"Der Rückruf rehabilitiert, kostet aber Leistung" – Seite 1

ZEIT ONLINE: Das Kraftfahrt-Bundesamt hat Volkswagen zum Rückruf von rund 2,4 Millionen Diesel-Pkw verpflichtet. Bei der Aktion wird die Software auf dem Motorsteuergerät aktualisiert. Die verbotene Software zur Abgasmanipulation wird gelöscht – was passiert mit einer durch Chiptuning gesteigerten Leistung, Herr Schreiber?

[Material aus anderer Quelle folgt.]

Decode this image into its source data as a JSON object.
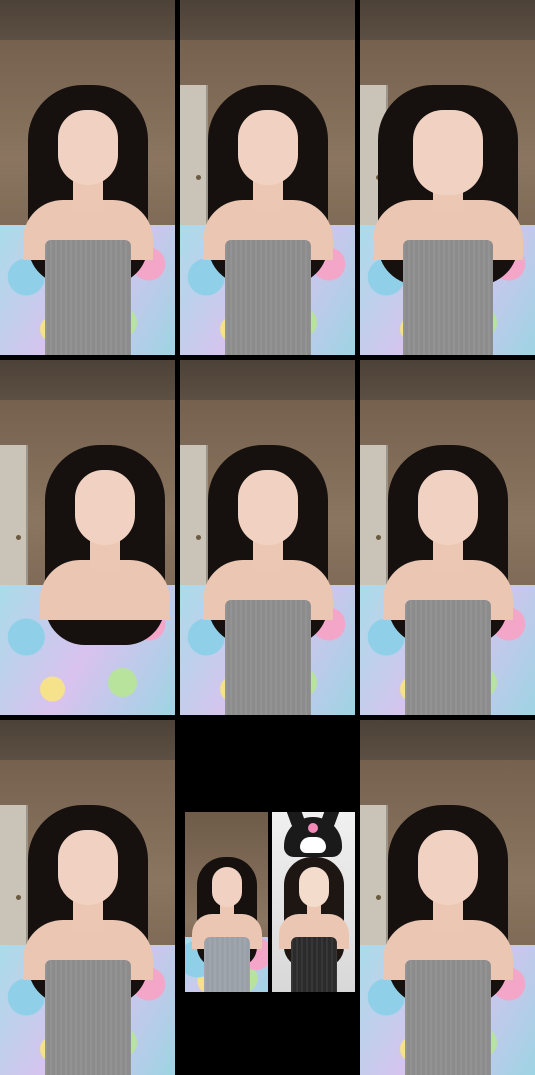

Philipp Schreiber: Nach meinem Kenntnisstand werden die Besitzer der Fahrzeuge in den Werkstätten gefragt, ob das Auto getunt ist. Wenn das legal gemacht wurde und der Halter eine Rechnung vorlegen kann, ersetzen die Autohäuser die Kosten und bekommen das Geld von VW auf Antrag zurückerstattet.

ZEIT ONLINE: Es heißt, dass Chiptuning bei Dieseln weitverbreitet ist. Entspricht das auch Ihrer Erfahrung?

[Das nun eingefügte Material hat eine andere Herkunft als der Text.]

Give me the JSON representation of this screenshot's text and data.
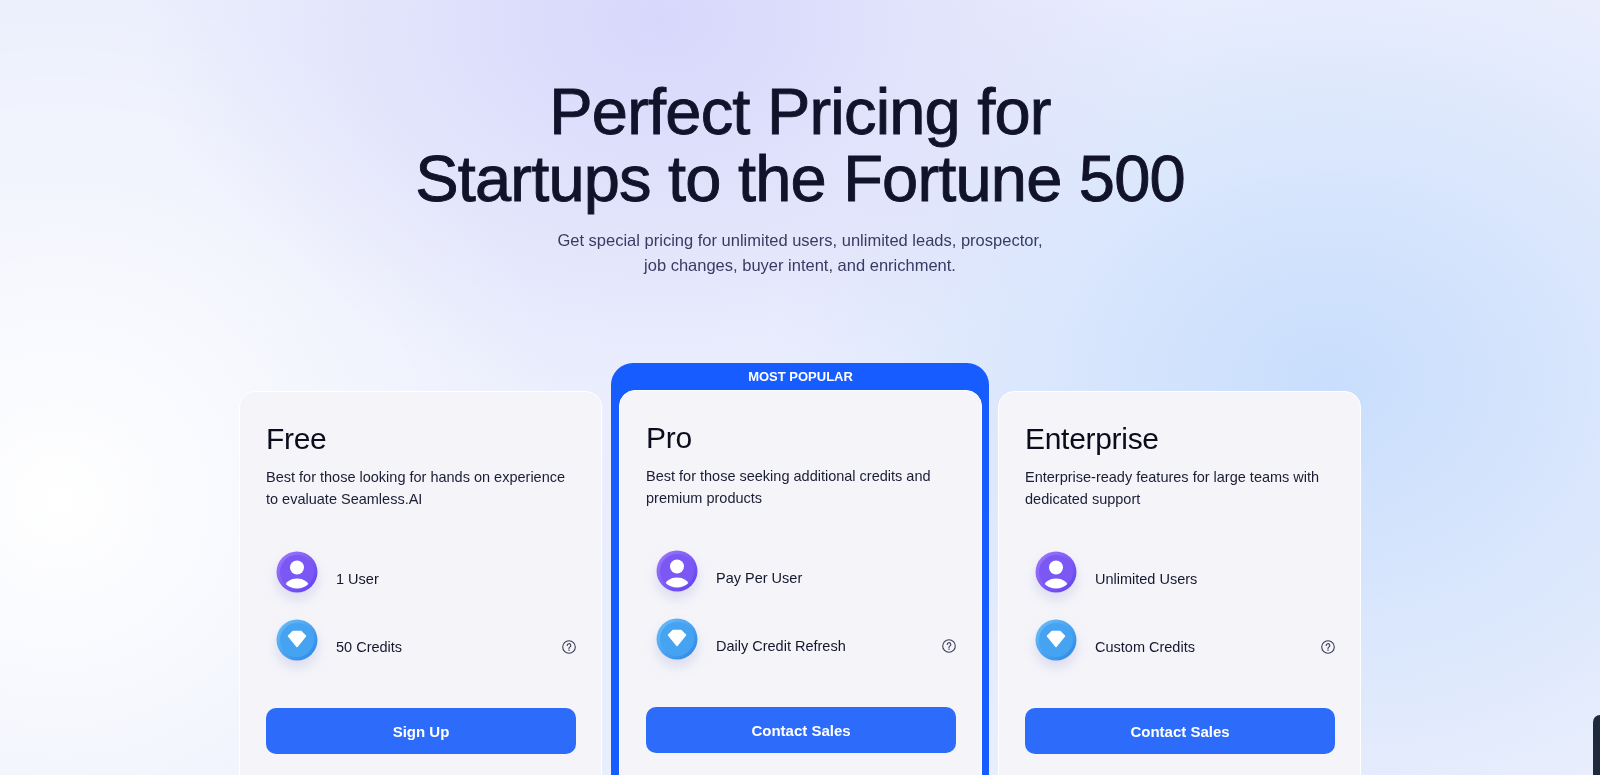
{
  "hero": {
    "title_lines": [
      "Perfect Pricing for",
      "Startups to the Fortune 500"
    ],
    "subtitle_lines": [
      "Get special pricing for unlimited users, unlimited leads, prospector,",
      "job changes, buyer intent, and enrichment."
    ]
  },
  "plans": [
    {
      "name": "Free",
      "featured": false,
      "description": "Best for those looking for hands on experience to evaluate Seamless.AI",
      "features": [
        {
          "kind": "user",
          "label": "1 User",
          "help": false
        },
        {
          "kind": "credits",
          "label": "50 Credits",
          "help": true
        }
      ],
      "button": "Sign Up"
    },
    {
      "name": "Pro",
      "featured": true,
      "badge": "MOST POPULAR",
      "description": "Best for those seeking additional credits and premium products",
      "features": [
        {
          "kind": "user",
          "label": "Pay Per User",
          "help": false
        },
        {
          "kind": "credits",
          "label": "Daily Credit Refresh",
          "help": true
        }
      ],
      "button": "Contact Sales"
    },
    {
      "name": "Enterprise",
      "featured": false,
      "description": "Enterprise-ready features for large teams with dedicated support",
      "features": [
        {
          "kind": "user",
          "label": "Unlimited Users",
          "help": false
        },
        {
          "kind": "credits",
          "label": "Custom Credits",
          "help": true
        }
      ],
      "button": "Contact Sales"
    }
  ]
}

Schreiber: Das ist meine starke Vermutung, und die beruht darauf, was ich im Alltag erlebe. Die Veränderungen sieht man nicht. Daher lässt sich auch nicht sagen, dass dieses Auto getunt ist, jenes aber nicht. Ich kann deshalb auch keine konkrete Zahl nennen, bin aber überzeugt, dass eine Vielzahl der Fahrzeuge getunt ist, weil es einfach zu machen ist.

ZEIT ONLINE: Was wird beim Chiptuning gemacht?

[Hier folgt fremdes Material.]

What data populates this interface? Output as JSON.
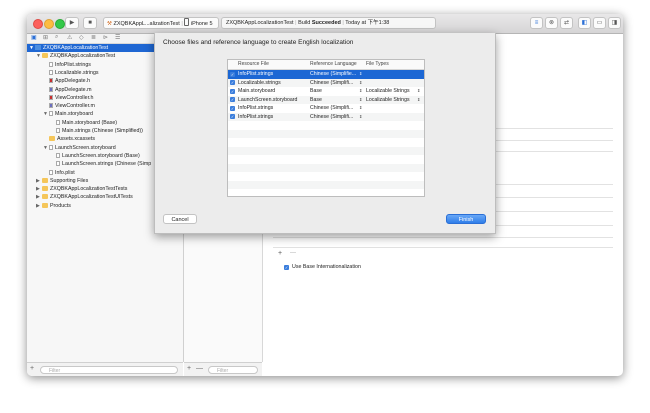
{
  "toolbar": {
    "scheme_project": "ZXQBKAppL...alizationTest",
    "scheme_device": "iPhone 5",
    "activity_project": "ZXQBKAppLocalizationTest",
    "activity_build": "Build",
    "activity_status": "Succeeded",
    "activity_time": "Today at 下午1:38"
  },
  "navigator": {
    "items": [
      {
        "label": "ZXQBKAppLocalizationTest",
        "icon": "project-icon",
        "indent": 0,
        "disclosure": "▼",
        "selected": true
      },
      {
        "label": "ZXQBKAppLocalizationTest",
        "icon": "folder-icon",
        "indent": 1,
        "disclosure": "▼"
      },
      {
        "label": "InfoPlist.strings",
        "icon": "file-icon",
        "indent": 2
      },
      {
        "label": "Localizable.strings",
        "icon": "file-icon",
        "indent": 2
      },
      {
        "label": "AppDelegate.h",
        "icon": "header-file-icon",
        "indent": 2
      },
      {
        "label": "AppDelegate.m",
        "icon": "source-file-icon",
        "indent": 2
      },
      {
        "label": "ViewController.h",
        "icon": "header-file-icon",
        "indent": 2
      },
      {
        "label": "ViewController.m",
        "icon": "source-file-icon",
        "indent": 2
      },
      {
        "label": "Main.storyboard",
        "icon": "storyboard-icon",
        "indent": 2,
        "disclosure": "▼"
      },
      {
        "label": "Main.storyboard (Base)",
        "icon": "file-icon",
        "indent": 3
      },
      {
        "label": "Main.strings (Chinese (Simplified))",
        "icon": "file-icon",
        "indent": 3
      },
      {
        "label": "Assets.xcassets",
        "icon": "folder-icon",
        "indent": 2
      },
      {
        "label": "LaunchScreen.storyboard",
        "icon": "storyboard-icon",
        "indent": 2,
        "disclosure": "▼"
      },
      {
        "label": "LaunchScreen.storyboard (Base)",
        "icon": "file-icon",
        "indent": 3
      },
      {
        "label": "LaunchScreen.strings (Chinese (Simp",
        "icon": "file-icon",
        "indent": 3
      },
      {
        "label": "Info.plist",
        "icon": "file-icon",
        "indent": 2
      },
      {
        "label": "Supporting Files",
        "icon": "folder-icon",
        "indent": 1,
        "disclosure": "▶"
      },
      {
        "label": "ZXQBKAppLocalizationTestTests",
        "icon": "folder-icon",
        "indent": 1,
        "disclosure": "▶"
      },
      {
        "label": "ZXQBKAppLocalizationTestUITests",
        "icon": "folder-icon",
        "indent": 1,
        "disclosure": "▶"
      },
      {
        "label": "Products",
        "icon": "folder-icon",
        "indent": 1,
        "disclosure": "▶"
      }
    ],
    "filter_placeholder": "Filter"
  },
  "middle": {
    "filter_placeholder": "Filter"
  },
  "sheet": {
    "title": "Choose files and reference language to create English localization",
    "columns": [
      "Resource File",
      "Reference Language",
      "File Types"
    ],
    "rows": [
      {
        "file": "InfoPlist.strings",
        "language": "Chinese (Simplifie...",
        "type": "",
        "selected": true
      },
      {
        "file": "Localizable.strings",
        "language": "Chinese (Simplifi...",
        "type": ""
      },
      {
        "file": "Main.storyboard",
        "language": "Base",
        "type": "Localizable Strings"
      },
      {
        "file": "LaunchScreen.storyboard",
        "language": "Base",
        "type": "Localizable Strings"
      },
      {
        "file": "InfoPlist.strings",
        "language": "Chinese (Simplifi...",
        "type": ""
      },
      {
        "file": "InfoPlist.strings",
        "language": "Chinese (Simplifi...",
        "type": ""
      }
    ],
    "cancel_label": "Cancel",
    "finish_label": "Finish"
  },
  "editor": {
    "add_label": "+",
    "remove_label": "—",
    "base_internationalization_label": "Use Base Internationalization"
  },
  "colors": {
    "accent": "#1f67d3",
    "finish": "#3b8af0"
  }
}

Philipp Schreiber © TÜV Süd

Schreiber: Die Kennwerte der Motorsteuerung werden verändert, um die Motorleistung zu erhöhen. Dazu wird eine andere Software auf den Speicher im Steuergerät aufgespielt. Das geht schnell und ist einfach. Eine weitere Möglichkeit ist Tuning durch andere Hardware, beispielsweise das Original-Steuergerät durch ein modifiziertes zu ersetzen. Bei Saugbenzinmotoren bringt Chiptuning keine nennenswerte Leitungssteigerung, bei Turbodieselmotoren dagegen sehr wohl, indem beispielsweise Einspritzzeiten und Einspritzdrücke verändert werden.

ZEIT ONLINE: Wie viel mehr Leistung bringt eine solche Modifikation, und was kostet sie?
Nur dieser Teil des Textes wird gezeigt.